Here are the basics: Title VII prohibits employers from discriminating against employees on the basis of religion. You can’t treat applicants or employees unfavorably in any aspect of employment because they either practice or are associated with an individual of a particular religion. You can’t make or allow frequent offensive remarks about a person’s beliefs and you can’t segregate them because of actual or feared customer preference.
To the extent you are aware of their beliefs or practices, you have to reasonably accommodate them unless doing so would cause more than a minimal burden on your business. Most commonly, accommodations include schedule changes for religious observances and religiously motivated dress or grooming practices.
Now, here’s where it can get hairy; Title VII doesn’t limit religion to the generally recognized organized faiths or even to observances that are theistic in nature. The law includes non-theistic “moral or ethical beliefs as to what is right and wrong,” even if those beliefs are new, uncommon, illogical to others, or only believed by one individual. If the belief is “religious” within the meaning of the law, and if the employee’s belief is sincerely held, the employer cannot discriminate and must accommodate those beliefs if necessary. Importantly, Title VII also prohibits “reverse discrimination” of employer imposed mainstream or fringe beliefs on employees. This is how Onionhead became a religion.
In an effort to combat deterioration of corporate culture, United Health implemented Onionhead, a conflict resolution character/program designed to “transform negative thoughts and behaviors into positive” ones. Onionhead was a fictitious onion with human facial features, arms and legs described as an “incredibly pure, wise and adorable character who…wants everyone to know how they feel and what to do with those feelings.” He was also praised for performing “miracles.”
Employees described Onionhead as a system of religious beliefs and practices and said that they were told to burn candles and incense to cleanse the workplace and were required to engage in chanting and prayer at Onionhead-related meetings. Ex-employees-turned plaintiffs claimed that they were terminated for rejecting Onionhead beliefs and that employees who participated in Onionhead activities were treated more favorably. The court concluded that Onionhead was a religion for purposes of Title VII as a matter of law.
Here’s the takeaway: Courts generally resolve doubts about particular beliefs in favor of finding that they are religious.
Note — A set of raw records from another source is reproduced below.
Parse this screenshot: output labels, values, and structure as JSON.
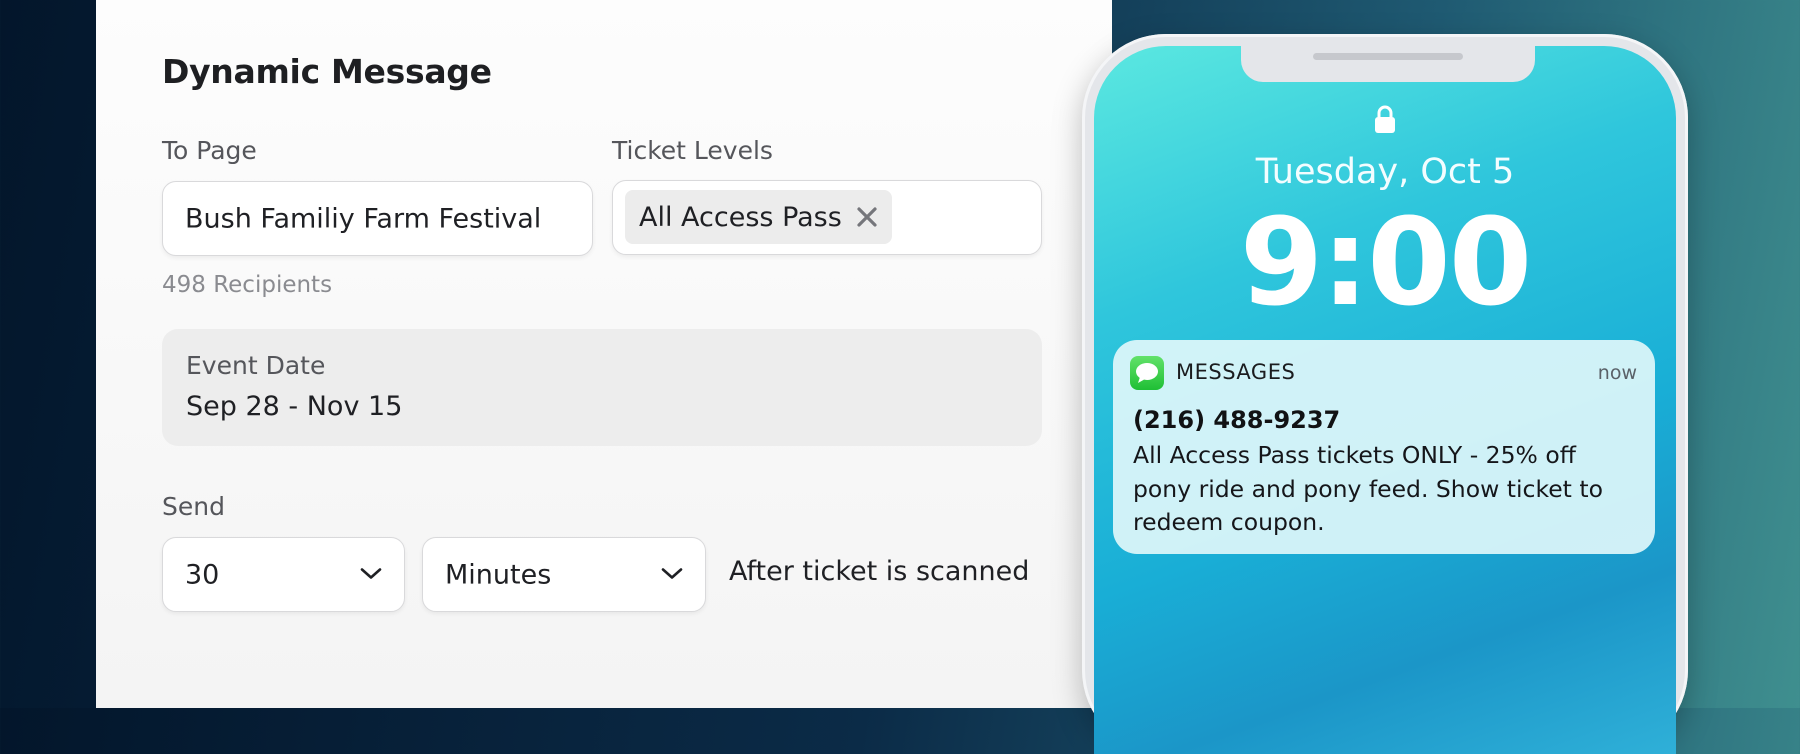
{
  "form": {
    "title": "Dynamic Message",
    "to_page": {
      "label": "To Page",
      "value": "Bush Familiy Farm Festival"
    },
    "ticket_levels": {
      "label": "Ticket Levels",
      "chips": [
        "All Access Pass"
      ]
    },
    "recipients": "498 Recipients",
    "event_date": {
      "label": "Event Date",
      "value": "Sep 28 - Nov 15"
    },
    "send": {
      "label": "Send",
      "amount": "30",
      "unit": "Minutes",
      "suffix": "After ticket is scanned"
    }
  },
  "phone": {
    "date": "Tuesday, Oct 5",
    "time": "9:00",
    "notification": {
      "app": "MESSAGES",
      "time": "now",
      "sender": "(216) 488-9237",
      "body": "All Access Pass tickets ONLY - 25% off pony ride and pony feed. Show ticket to redeem coupon."
    }
  },
  "icons": [
    "close-icon",
    "chevron-down-icon",
    "lock-icon",
    "messages-app-icon"
  ]
}
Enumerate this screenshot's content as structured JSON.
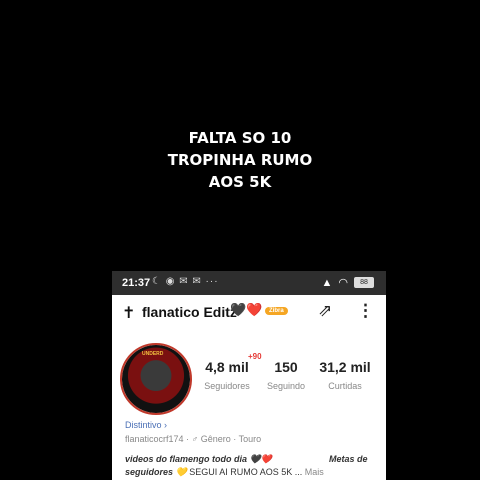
{
  "caption": {
    "line1": "FALTA SO 10",
    "line2": "TROPINHA RUMO",
    "line3": "AOS 5K"
  },
  "status_bar": {
    "time": "21:37",
    "icons": "☾ ◉ ✉ ✉ ···",
    "signal": "▲",
    "wifi": "◠",
    "battery": "88"
  },
  "profile": {
    "name": "flanatico Editz",
    "hearts": "🖤❤️",
    "badge": "Zibra",
    "avatar_text": "UNDERD",
    "stats": [
      {
        "value": "4,8 mil",
        "label": "Seguidores"
      },
      {
        "value": "150",
        "label": "Seguindo"
      },
      {
        "value": "31,2 mil",
        "label": "Curtidas"
      }
    ],
    "followers_delta": "+90",
    "distintivo": "Distintivo ›",
    "username_line": "flanaticocrf174  ·  ♂ Gênero  ·  Touro",
    "bio_line1_left": "videos do flamengo todo dia 🖤❤️",
    "bio_line1_right": "Metas de",
    "bio_line2_bold": "seguidores 💛",
    "bio_line2_text": " SEGUI AI RUMO AOS 5K ... ",
    "bio_more": "Mais"
  },
  "colors": {
    "accent_red": "#e53935",
    "badge_orange": "#f5a623",
    "link_blue": "#4a6fb5"
  }
}
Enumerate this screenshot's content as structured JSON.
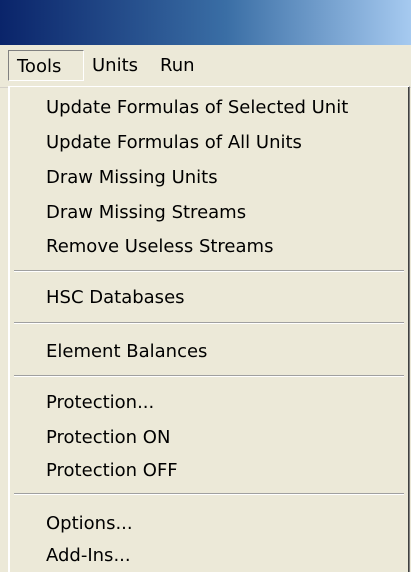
{
  "menubar": {
    "items": [
      {
        "label": "Tools"
      },
      {
        "label": "Units"
      },
      {
        "label": "Run"
      }
    ]
  },
  "dropdown": {
    "groups": [
      {
        "items": [
          {
            "label": "Update Formulas of Selected Unit"
          },
          {
            "label": "Update Formulas of All Units"
          },
          {
            "label": "Draw Missing Units"
          },
          {
            "label": "Draw Missing Streams"
          },
          {
            "label": "Remove Useless Streams"
          }
        ]
      },
      {
        "items": [
          {
            "label": "HSC Databases"
          }
        ]
      },
      {
        "items": [
          {
            "label": "Element Balances"
          }
        ]
      },
      {
        "items": [
          {
            "label": "Protection..."
          },
          {
            "label": "Protection ON"
          },
          {
            "label": "Protection OFF"
          }
        ]
      },
      {
        "items": [
          {
            "label": "Options..."
          },
          {
            "label": "Add-Ins..."
          }
        ]
      }
    ]
  },
  "colors": {
    "menu_background": "#ece9d8",
    "titlebar_dark": "#0a246a",
    "titlebar_light": "#a6caf0",
    "separator": "#a0a0a0"
  }
}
If an employee asks you for a religious accommodation, do what you can to make it happen within reason. From a cost-benefit perspective, any potential inconvenience will likely be far outweighed by the cost of litigating a religious discrimination claim. And if it’s your religion, you can certainly express it in company materials or activities, but avoid pushing it on your employees and don’t take adverse action against those who don’t share your beliefs.